I worked freelance Radio and TV in L.A. but never did make it in Hollywood. My "Barstow" was being stuck working as a 60/hr a week retail manager for 15 years. When I finally broke free to start my own Internet business it failed miserably. Bankrupt and on the verge of foreclosure I had to find some way to make money and I didn't want to go "Back to "Barstow." Unfortunately, I had to for a couple years until my real estate business was able to support me. For more about what I was think and feeling during this period listen to my tunes“Ben Hur’s Blues” and “Second Class Citizen Blues.”
An even greater contributing factor to my bankruptcy was the need for major kidney surgery at the time. I had never had major surgery before so questions of life, death, the existence of GOD, and the human condition were on my mind, not to mention a thorough review of the course of my own life. The companion video was taken on my last road trip to Vegas before the surgery. The sign posts along I-15 stand out like moral markers in the vast emptiness of the desert, itself a metaphor for existence. The symbolism of the "pillar of fire" should need no explanation. Yep. This was one of the darkest periods of my life if not the nadir.
When I first wrote the tune I had sold all my guitars to make ends meet, so the first version below was recorded acapella. When I was finally able to buy one of my guitars back, I was amazed that I was immediately able to play it without any effort at all.

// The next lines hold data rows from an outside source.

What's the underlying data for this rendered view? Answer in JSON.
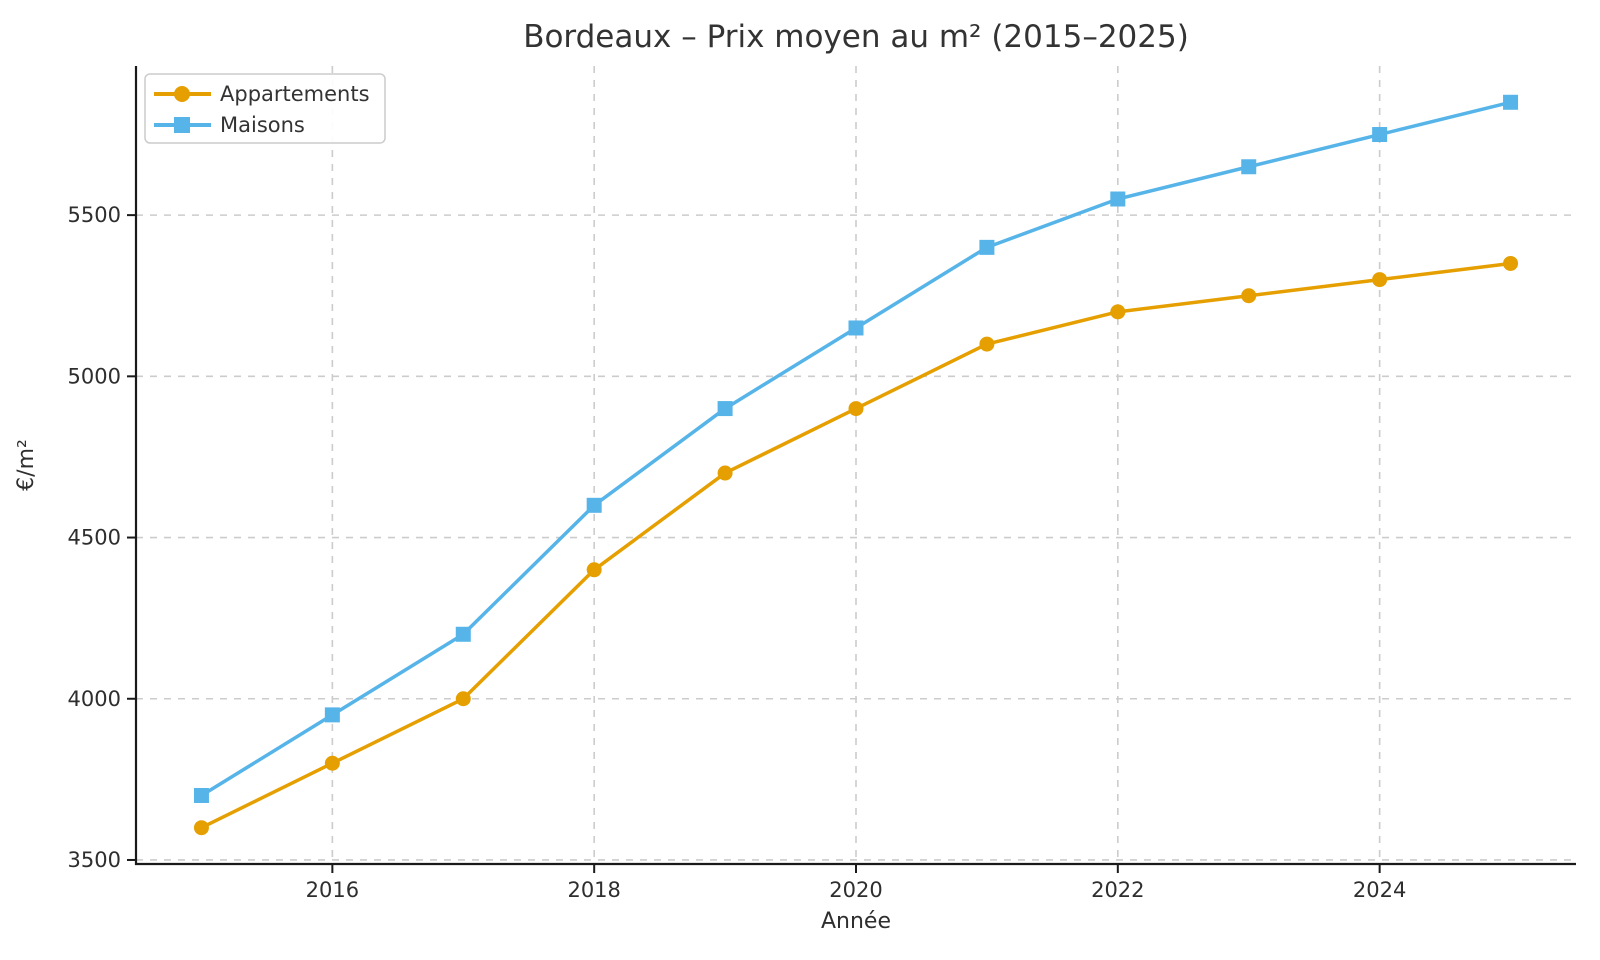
{
  "chart_data": {
    "type": "line",
    "title": "Bordeaux – Prix moyen au m² (2015–2025)",
    "xlabel": "Année",
    "ylabel": "€/m²",
    "x": [
      2015,
      2016,
      2017,
      2018,
      2019,
      2020,
      2021,
      2022,
      2023,
      2024,
      2025
    ],
    "series": [
      {
        "name": "Appartements",
        "marker": "circle",
        "color": "#E69F00",
        "values": [
          3600,
          3800,
          4000,
          4400,
          4700,
          4900,
          5100,
          5200,
          5250,
          5300,
          5350
        ]
      },
      {
        "name": "Maisons",
        "marker": "square",
        "color": "#56B4E9",
        "values": [
          3700,
          3950,
          4200,
          4600,
          4900,
          5150,
          5400,
          5550,
          5650,
          5750,
          5850
        ]
      }
    ],
    "xticks": [
      2016,
      2018,
      2020,
      2022,
      2024
    ],
    "yticks": [
      3500,
      4000,
      4500,
      5000,
      5500
    ],
    "xlim": [
      2014.5,
      2025.5
    ],
    "ylim": [
      3487.5,
      5962.5
    ],
    "grid": {
      "visible": true,
      "style": "dashed",
      "color": "#cccccc"
    },
    "legend": {
      "position": "upper-left",
      "frame": true,
      "entries": [
        "Appartements",
        "Maisons"
      ]
    },
    "colors": {
      "background": "#ffffff",
      "grid": "#cccccc",
      "spine": "#1a1a1a",
      "text": "#2e2e2e"
    }
  }
}
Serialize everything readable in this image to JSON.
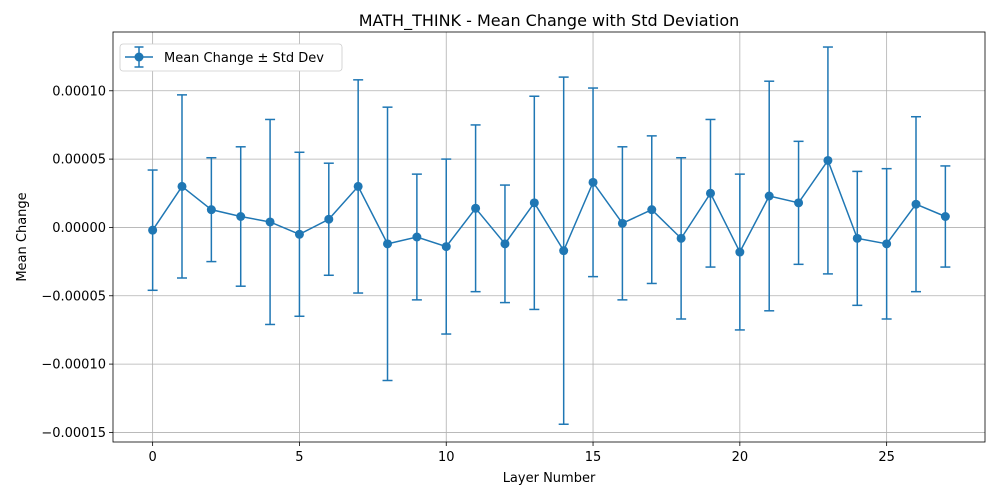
{
  "chart_data": {
    "type": "line",
    "title": "MATH_THINK - Mean Change with Std Deviation",
    "xlabel": "Layer Number",
    "ylabel": "Mean Change",
    "xlim": [
      -1.35,
      28.35
    ],
    "ylim": [
      -0.000157,
      0.000143
    ],
    "xticks": [
      0,
      5,
      10,
      15,
      20,
      25
    ],
    "xtick_labels": [
      "0",
      "5",
      "10",
      "15",
      "20",
      "25"
    ],
    "yticks": [
      -0.00015,
      -0.0001,
      -5e-05,
      0,
      5e-05,
      0.0001
    ],
    "ytick_labels": [
      "−0.00015",
      "−0.00010",
      "−0.00005",
      "0.00000",
      "0.00005",
      "0.00010"
    ],
    "grid": true,
    "legend_position": "top-left",
    "color": "#1f77b4",
    "series": [
      {
        "name": "Mean Change ± Std Dev",
        "x": [
          0,
          1,
          2,
          3,
          4,
          5,
          6,
          7,
          8,
          9,
          10,
          11,
          12,
          13,
          14,
          15,
          16,
          17,
          18,
          19,
          20,
          21,
          22,
          23,
          24,
          25,
          26,
          27
        ],
        "y": [
          -2e-06,
          3e-05,
          1.3e-05,
          8e-06,
          4e-06,
          -5e-06,
          6e-06,
          3e-05,
          -1.2e-05,
          -7e-06,
          -1.4e-05,
          1.4e-05,
          -1.2e-05,
          1.8e-05,
          -1.7e-05,
          3.3e-05,
          3e-06,
          1.3e-05,
          -8e-06,
          2.5e-05,
          -1.8e-05,
          2.3e-05,
          1.8e-05,
          4.9e-05,
          -8e-06,
          -1.2e-05,
          1.7e-05,
          8e-06
        ],
        "error": [
          4.4e-05,
          6.7e-05,
          3.8e-05,
          5.1e-05,
          7.5e-05,
          6e-05,
          4.1e-05,
          7.8e-05,
          0.0001,
          4.6e-05,
          6.4e-05,
          6.1e-05,
          4.3e-05,
          7.8e-05,
          0.000127,
          6.9e-05,
          5.6e-05,
          5.4e-05,
          5.9e-05,
          5.4e-05,
          5.7e-05,
          8.4e-05,
          4.5e-05,
          8.3e-05,
          4.9e-05,
          5.5e-05,
          6.4e-05,
          3.7e-05
        ]
      }
    ]
  }
}
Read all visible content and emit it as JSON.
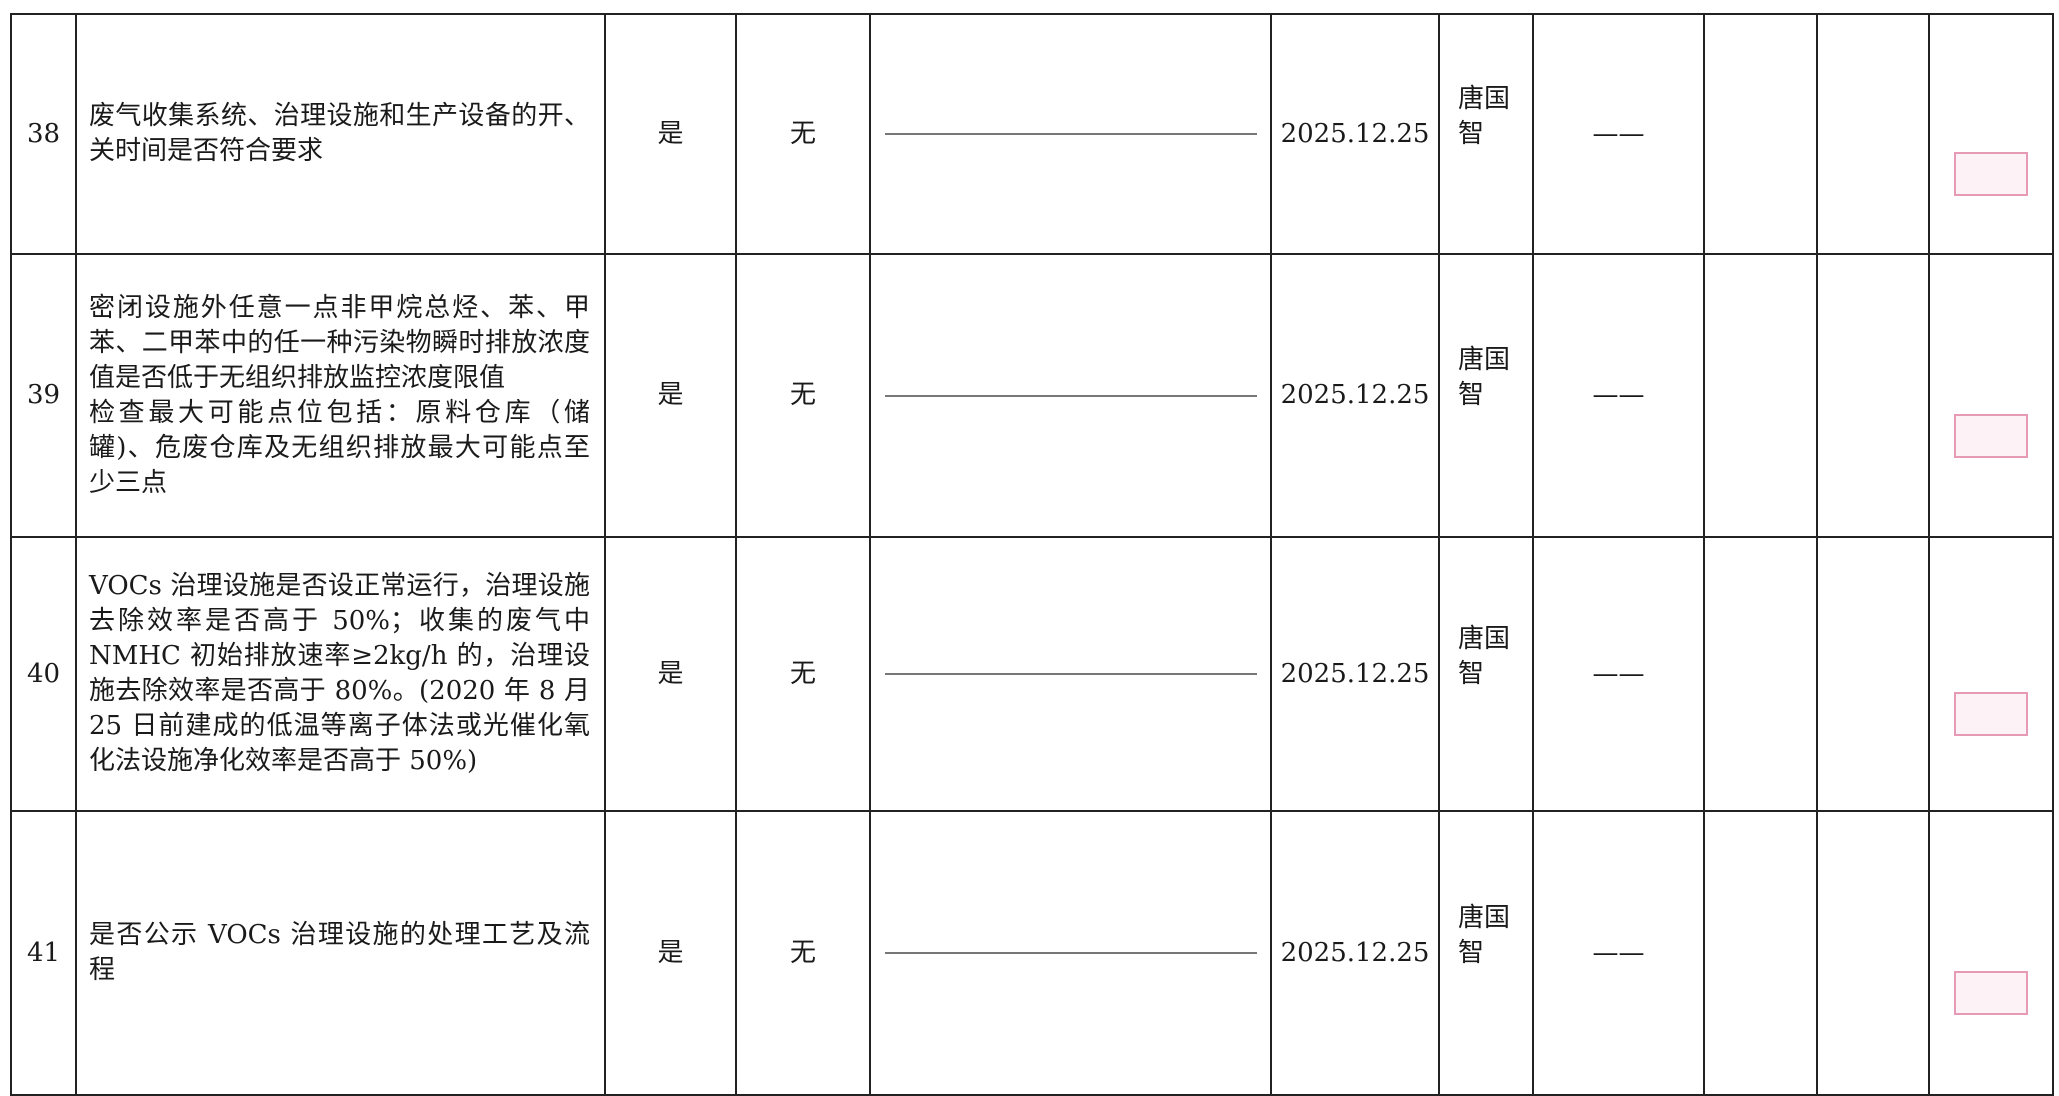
{
  "table": {
    "rows": [
      {
        "no": "38",
        "item": [
          "废气收集系统、治理设施和生产设备的开、关时间是否符合要求"
        ],
        "conform": "是",
        "issue": "无",
        "date": "2025.12.25",
        "inspector": "唐国智",
        "remark": "——"
      },
      {
        "no": "39",
        "item": [
          "密闭设施外任意一点非甲烷总烃、苯、甲苯、二甲苯中的任一种污染物瞬时排放浓度值是否低于无组织排放监控浓度限值",
          "检查最大可能点位包括：原料仓库（储罐)、危废仓库及无组织排放最大可能点至少三点"
        ],
        "conform": "是",
        "issue": "无",
        "date": "2025.12.25",
        "inspector": "唐国智",
        "remark": "——"
      },
      {
        "no": "40",
        "item": [
          "VOCs 治理设施是否设正常运行，治理设施去除效率是否高于 50%；收集的废气中 NMHC 初始排放速率≥2kg/h 的，治理设施去除效率是否高于 80%。(2020 年 8 月 25 日前建成的低温等离子体法或光催化氧化法设施净化效率是否高于 50%)"
        ],
        "conform": "是",
        "issue": "无",
        "date": "2025.12.25",
        "inspector": "唐国智",
        "remark": "——"
      },
      {
        "no": "41",
        "item": [
          "是否公示 VOCs 治理设施的处理工艺及流程"
        ],
        "conform": "是",
        "issue": "无",
        "date": "2025.12.25",
        "inspector": "唐国智",
        "remark": "——"
      }
    ]
  }
}
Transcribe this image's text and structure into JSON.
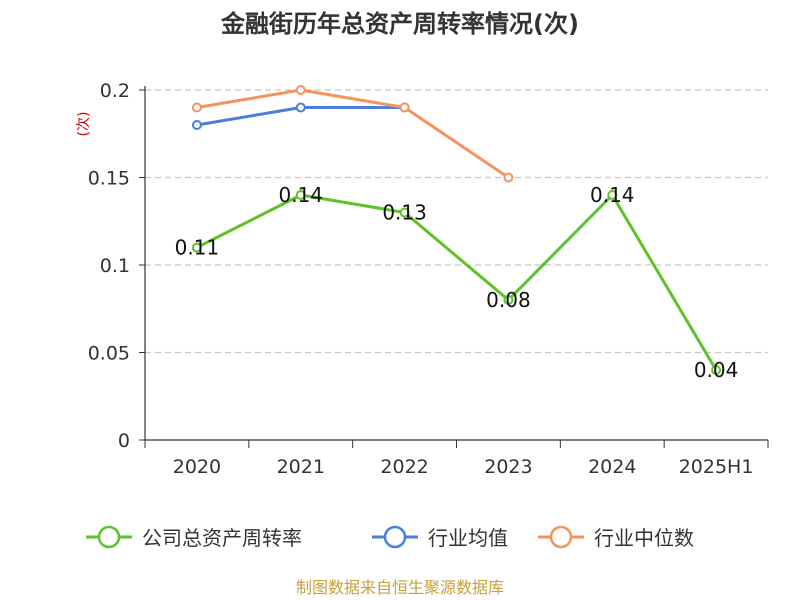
{
  "chart_data": {
    "type": "line",
    "title": "金融街历年总资产周转率情况(次)",
    "ylabel": "(次)",
    "xlabel": "",
    "categories": [
      "2020",
      "2021",
      "2022",
      "2023",
      "2024",
      "2025H1"
    ],
    "ylim": [
      0,
      0.2
    ],
    "yticks": [
      "0",
      "0.05",
      "0.1",
      "0.15",
      "0.2"
    ],
    "ytick_values": [
      0,
      0.05,
      0.1,
      0.15,
      0.2
    ],
    "grid": true,
    "legend_position": "bottom",
    "series": [
      {
        "name": "公司总资产周转率",
        "color": "#5ec229",
        "values": [
          0.11,
          0.14,
          0.13,
          0.08,
          0.14,
          0.04
        ],
        "labels": [
          "0.11",
          "0.14",
          "0.13",
          "0.08",
          "0.14",
          "0.04"
        ]
      },
      {
        "name": "行业均值",
        "color": "#4a7fdc",
        "values": [
          0.18,
          0.19,
          0.19,
          null,
          null,
          null
        ]
      },
      {
        "name": "行业中位数",
        "color": "#f5935c",
        "values": [
          0.19,
          0.2,
          0.19,
          0.15,
          null,
          null
        ]
      }
    ]
  },
  "source": "制图数据来自恒生聚源数据库"
}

That’s probably because all the bits and pieces of it were still floating around in my head from playing all manner of blues and rock and roll tunes from Jimi Hendrix’s “Voodoo Child” to Creams version of Albert Kings “Born Under A Bad Sign” to The Eagles “Life in The Fast Lane.”
The third verse begins with “Most of us live lives of quiet desperation...” and is a quote from Henry David Thoreau, but when I sing it I want to imitate Bob Dylan. I’m not sure why. It might be a secondary intuitive reference to Woody Guthrie who is said to have influenced Dylan and many other Pop Folk heroes. Guthrie was a champion of the working class during the great depression and most likely “rode the rails” through Barstow at one time or another. The rest of the Thoreau quote goes "...and die with the song still in them." Fortunately, I did not die from the kidney surgery or the heart attack I had some years later. I am glad to have been able to get this and my other songs out of me in time to share with you before my ultimate demise...whenever that turns out to be.